Une véritable attraction touristique avant la
Première Guerre Mondiale
Le mélange unique des influences et le travail impressionnant du bâti peuvent faire penser à un autre monument insolite, le palais idéal du facteur Cheval, qui verra le jour quelques décennies après la construction de l'œuvre de Charles de Boulogne. Véritable attraction avant-guerre, les nombreuses cartes postales éditées à l’époque sont un précieux témoignage de l’état du château dans ses grandes heures. Le château recevra même les éloges du Figaro qui vantait sa fantaisie déjà unique en son genre. Le journal s’émerveille dans son édition du 24 octobre 1908 : « Le gothique et le roman, le diable et les saints, la légende et l’histoire, l’église et la chevalerie, fraternisent dans la pierre. Château du merveilleux mystique, rêvé dans l'enchantement des âges de foi, que, de son ébauchoir magique, le génial sculpteur éveille du fond des siècles ».
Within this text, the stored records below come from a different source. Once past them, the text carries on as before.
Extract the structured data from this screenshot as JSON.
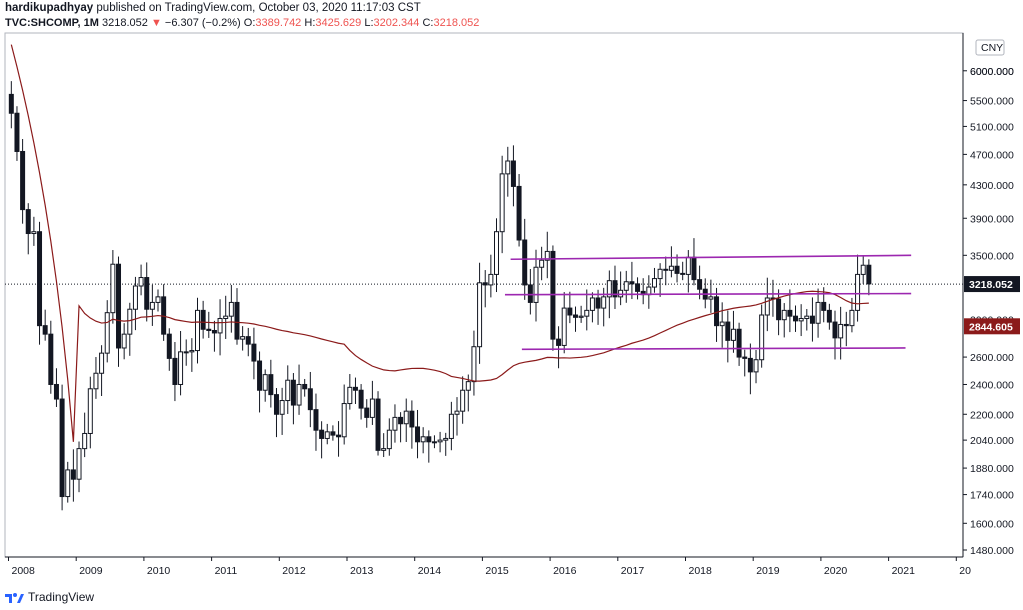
{
  "header": {
    "author": "hardikupadhyay",
    "published_text": "published on TradingView.com, October 03, 2020 11:17:03 CST",
    "symbol": "TVC:SHCOMP, 1M",
    "last": "3218.052",
    "change_arrow": "▼",
    "change": "−6.307 (−0.2%)",
    "open_label": "O:",
    "open": "3389.742",
    "high_label": "H:",
    "high": "3425.629",
    "low_label": "L:",
    "low": "3202.344",
    "close_label": "C:",
    "close": "3218.052"
  },
  "footer": {
    "brand": "TradingView"
  },
  "colors": {
    "up": "#131722",
    "down": "#131722",
    "up_fill": "#ffffff",
    "ma": "#8b1a1a",
    "channel": "#9c27b0",
    "last_price_tag": "#131722",
    "ma_tag": "#8b1a1a",
    "grid": "#d9d9d9"
  },
  "chart_data": {
    "type": "candlestick",
    "currency_label": "CNY",
    "x_ticks": [
      "2008",
      "2009",
      "2010",
      "2011",
      "2012",
      "2013",
      "2014",
      "2015",
      "2016",
      "2017",
      "2018",
      "2019",
      "2020",
      "2021",
      "20"
    ],
    "y_ticks": [
      "6000.000",
      "5500.000",
      "5100.000",
      "4700.000",
      "4300.000",
      "3900.000",
      "3500.000",
      "2600.000",
      "2400.000",
      "2200.000",
      "2040.000",
      "1880.000",
      "1740.000",
      "1600.000",
      "1480.000"
    ],
    "y_partial_ticks": [
      "6000.000",
      "2900.000"
    ],
    "y_scale": "log",
    "y_range": [
      1450,
      6700
    ],
    "last_price": 3218.052,
    "last_price_label": "3218.052",
    "ma_value": 2844.605,
    "ma_label": "2844.605",
    "monthly_closes_start": "2008-01",
    "monthly_closes": [
      5300,
      4740,
      4000,
      3730,
      3750,
      2850,
      2780,
      2400,
      2300,
      1730,
      1870,
      1820,
      1990,
      2080,
      2370,
      2480,
      2630,
      2960,
      3410,
      2670,
      2780,
      2990,
      3200,
      3280,
      2990,
      3050,
      3100,
      2780,
      2590,
      2400,
      2640,
      2640,
      2650,
      2980,
      2820,
      2810,
      2790,
      2910,
      2930,
      3050,
      2740,
      2760,
      2700,
      2570,
      2360,
      2470,
      2330,
      2200,
      2290,
      2430,
      2260,
      2400,
      2370,
      2230,
      2100,
      2050,
      2090,
      2070,
      2060,
      2270,
      2380,
      2360,
      2240,
      2180,
      2300,
      1980,
      1990,
      2100,
      2180,
      2140,
      2220,
      2120,
      2030,
      2060,
      2030,
      2030,
      2040,
      2050,
      2200,
      2220,
      2360,
      2420,
      2680,
      3230,
      3210,
      3310,
      3750,
      4440,
      4610,
      4280,
      3660,
      3210,
      3050,
      3380,
      3450,
      3540,
      2740,
      2690,
      3000,
      2940,
      2920,
      2930,
      2980,
      3090,
      3000,
      3100,
      3250,
      3100,
      3160,
      3240,
      3220,
      3150,
      3120,
      3190,
      3270,
      3360,
      3350,
      3390,
      3320,
      3310,
      3480,
      3260,
      3170,
      3080,
      3100,
      2850,
      2880,
      2730,
      2820,
      2600,
      2590,
      2490,
      2580,
      2940,
      3090,
      3080,
      2900,
      2980,
      2930,
      2890,
      2910,
      2930,
      2870,
      3050,
      2980,
      2880,
      2750,
      2860,
      2850,
      2980,
      3310,
      3400,
      3220
    ],
    "ma_period": 60,
    "channel_lines": [
      {
        "from": [
          "2015-06",
          3460
        ],
        "to": [
          "2021-05",
          3500
        ]
      },
      {
        "from": [
          "2015-05",
          3120
        ],
        "to": [
          "2021-05",
          3130
        ]
      },
      {
        "from": [
          "2015-08",
          2660
        ],
        "to": [
          "2021-04",
          2670
        ]
      }
    ]
  }
}
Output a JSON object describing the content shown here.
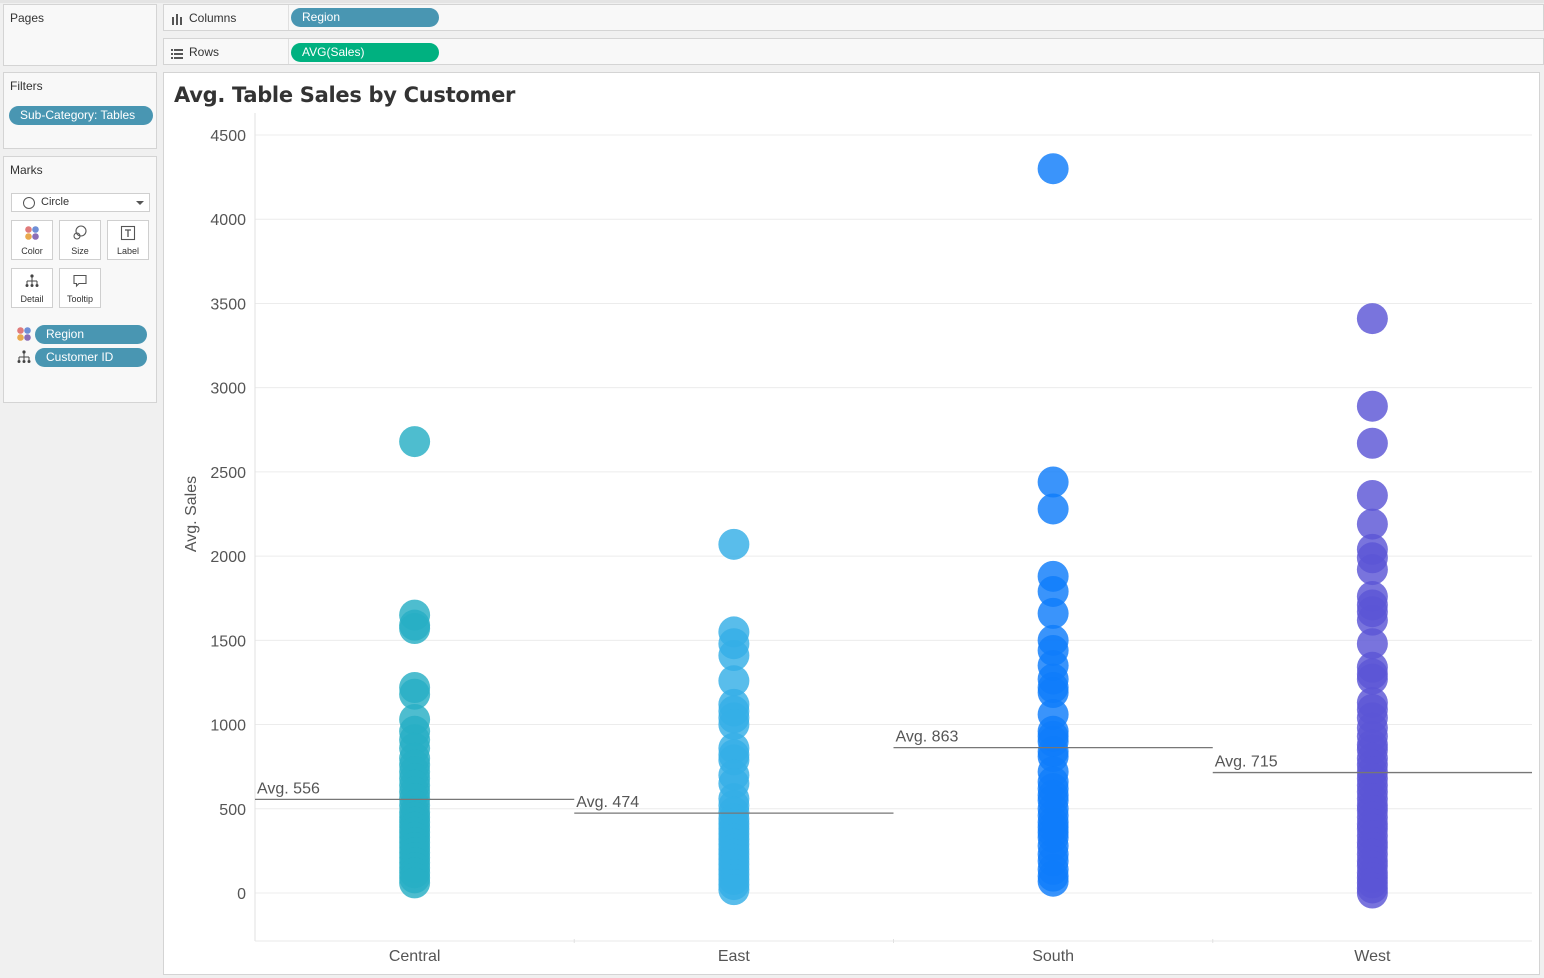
{
  "pages": {
    "title": "Pages"
  },
  "shelves": {
    "columns": {
      "label": "Columns",
      "pill": "Region",
      "pill_color": "#4996b2"
    },
    "rows": {
      "label": "Rows",
      "pill": "AVG(Sales)",
      "pill_color": "#00b180"
    }
  },
  "filters": {
    "title": "Filters",
    "items": [
      {
        "label": "Sub-Category: Tables",
        "color": "#4996b2"
      }
    ]
  },
  "marks": {
    "title": "Marks",
    "mark_type": "Circle",
    "buttons": [
      {
        "label": "Color",
        "icon": "color-icon"
      },
      {
        "label": "Size",
        "icon": "size-icon"
      },
      {
        "label": "Label",
        "icon": "label-icon"
      },
      {
        "label": "Detail",
        "icon": "detail-icon"
      },
      {
        "label": "Tooltip",
        "icon": "tooltip-icon"
      }
    ],
    "fields": [
      {
        "label": "Region",
        "icon": "color-icon"
      },
      {
        "label": "Customer ID",
        "icon": "detail-icon"
      }
    ]
  },
  "view": {
    "title": "Avg. Table Sales by Customer"
  },
  "chart_data": {
    "type": "scatter",
    "title": "Avg. Table Sales by Customer",
    "ylabel": "Avg. Sales",
    "xlabel": "",
    "categories": [
      "Central",
      "East",
      "South",
      "West"
    ],
    "ylim": [
      -280,
      4520
    ],
    "yticks": [
      0,
      500,
      1000,
      1500,
      2000,
      2500,
      3000,
      3500,
      4000,
      4500
    ],
    "grid": true,
    "colors": {
      "Central": "#27aec5",
      "East": "#35aee7",
      "South": "#0f7dfa",
      "West": "#5c55d6"
    },
    "series": [
      {
        "name": "Central",
        "values": [
          2680,
          1650,
          1590,
          1570,
          1220,
          1180,
          1030,
          960,
          910,
          860,
          800,
          760,
          720,
          680,
          640,
          600,
          560,
          520,
          480,
          450,
          420,
          390,
          360,
          330,
          300,
          270,
          240,
          210,
          180,
          150,
          120,
          90,
          60
        ]
      },
      {
        "name": "East",
        "values": [
          2070,
          1550,
          1480,
          1410,
          1260,
          1120,
          1080,
          1040,
          1000,
          860,
          820,
          790,
          700,
          650,
          560,
          520,
          480,
          440,
          410,
          380,
          350,
          320,
          290,
          260,
          230,
          200,
          170,
          140,
          110,
          80,
          50,
          20
        ]
      },
      {
        "name": "South",
        "values": [
          4300,
          2440,
          2280,
          1880,
          1790,
          1660,
          1500,
          1440,
          1350,
          1270,
          1220,
          1190,
          1060,
          960,
          930,
          900,
          840,
          810,
          720,
          660,
          620,
          580,
          550,
          500,
          460,
          420,
          390,
          360,
          330,
          280,
          230,
          190,
          140,
          100,
          70
        ]
      },
      {
        "name": "West",
        "values": [
          3410,
          2890,
          2670,
          2360,
          2190,
          2040,
          1990,
          1920,
          1760,
          1710,
          1670,
          1620,
          1480,
          1340,
          1300,
          1270,
          1130,
          1090,
          1040,
          980,
          930,
          880,
          850,
          800,
          760,
          720,
          680,
          640,
          600,
          560,
          520,
          490,
          450,
          410,
          380,
          340,
          300,
          270,
          230,
          190,
          160,
          120,
          90,
          60,
          30,
          0
        ]
      }
    ],
    "reference_lines": [
      {
        "region": "Central",
        "value": 556,
        "label": "Avg. 556"
      },
      {
        "region": "East",
        "value": 474,
        "label": "Avg. 474"
      },
      {
        "region": "South",
        "value": 863,
        "label": "Avg. 863"
      },
      {
        "region": "West",
        "value": 715,
        "label": "Avg. 715"
      }
    ]
  }
}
L'héritage de la Grande Guerre
Quelques mois après le début de la Grande Guerre et après la première victoire de la Marne, le front se déplace dans l’Oise. Le château, dont la haute tour offre, à l’époque, une vue imprenable jusqu’à Amiens (à 40km), est réquisitionné par l’armée française.
Un endroit stratégique sur la ligne de front
Offrant une situation assez proche de la ligne de front et assez éloignée pour ne pas être directement menacé, il devient un camp de stationnement et d'observation pour les Poilus. Dans cet endroit insolite, pendant quatre ans, des centaines d'hommes vont s'entraîner, écrire, manger, dormir, et surtout tenter de survivre à ce conflit incroyablement meurtrier.
Aujourd'hui, il nous reste des photos et surtout, les «graffitis » et les signatures des soldats de l’époque laissés dans les souterrains autour du château comme précieux témoin historique.
Les soldats français recevront en 1915 la visite du Maréchal Joffre, du président Poincaré, et du roi Albert Ier, dont la Belgique avait été envahie dès 1914. Une plaque commémore cette visite à l’entrée du château.
Et qu’importe si le Château de Boulogne n’était pas du goût du président de l’époque ! Les soldats nous ont d'ailleurs légué de belles photos, où ils prennent la pose au milieu des sculptures du parc.
Les bombardements et la reconstruction
Au printemps 1918, l’Allemagne ne dispose que de quelques mois pour triompher des Alliés, avant l’arrivée des corps expéditionnaires américains. Le débarquement de ces millions d’engagés aux côtés de la Triple Entente sonnerait en effet le glas des espoirs allemands. Le haut-commandement allemand lance un grand nombre de “coups de boutoir” et Boulogne la Grasse n’est pas épargnée. Le village et son château sont bombardés et pris par l’armée allemande lors des combats autour de Montdidier, les 27 et 28 mars 1918. Les canons français mitraillent à leur tour le château, que les Poilus reprennent le 10 août 1918, quelques mois avant l’arrêt des combats. Ces six mois de combats intensifs laisseront des traces indélébiles. Il faudra près de vingt-cinq ans pour reconstruire certaines parties du château et de ses dépendances, mais les cicatrices de la Grande Guerre sont encore béantes. Pour son martyre durant la guerre, la commune entière de Boulogne la Grasse reçoit la Croix de guerre pour citation à l’ordre de l’Armée le 21 février 1921.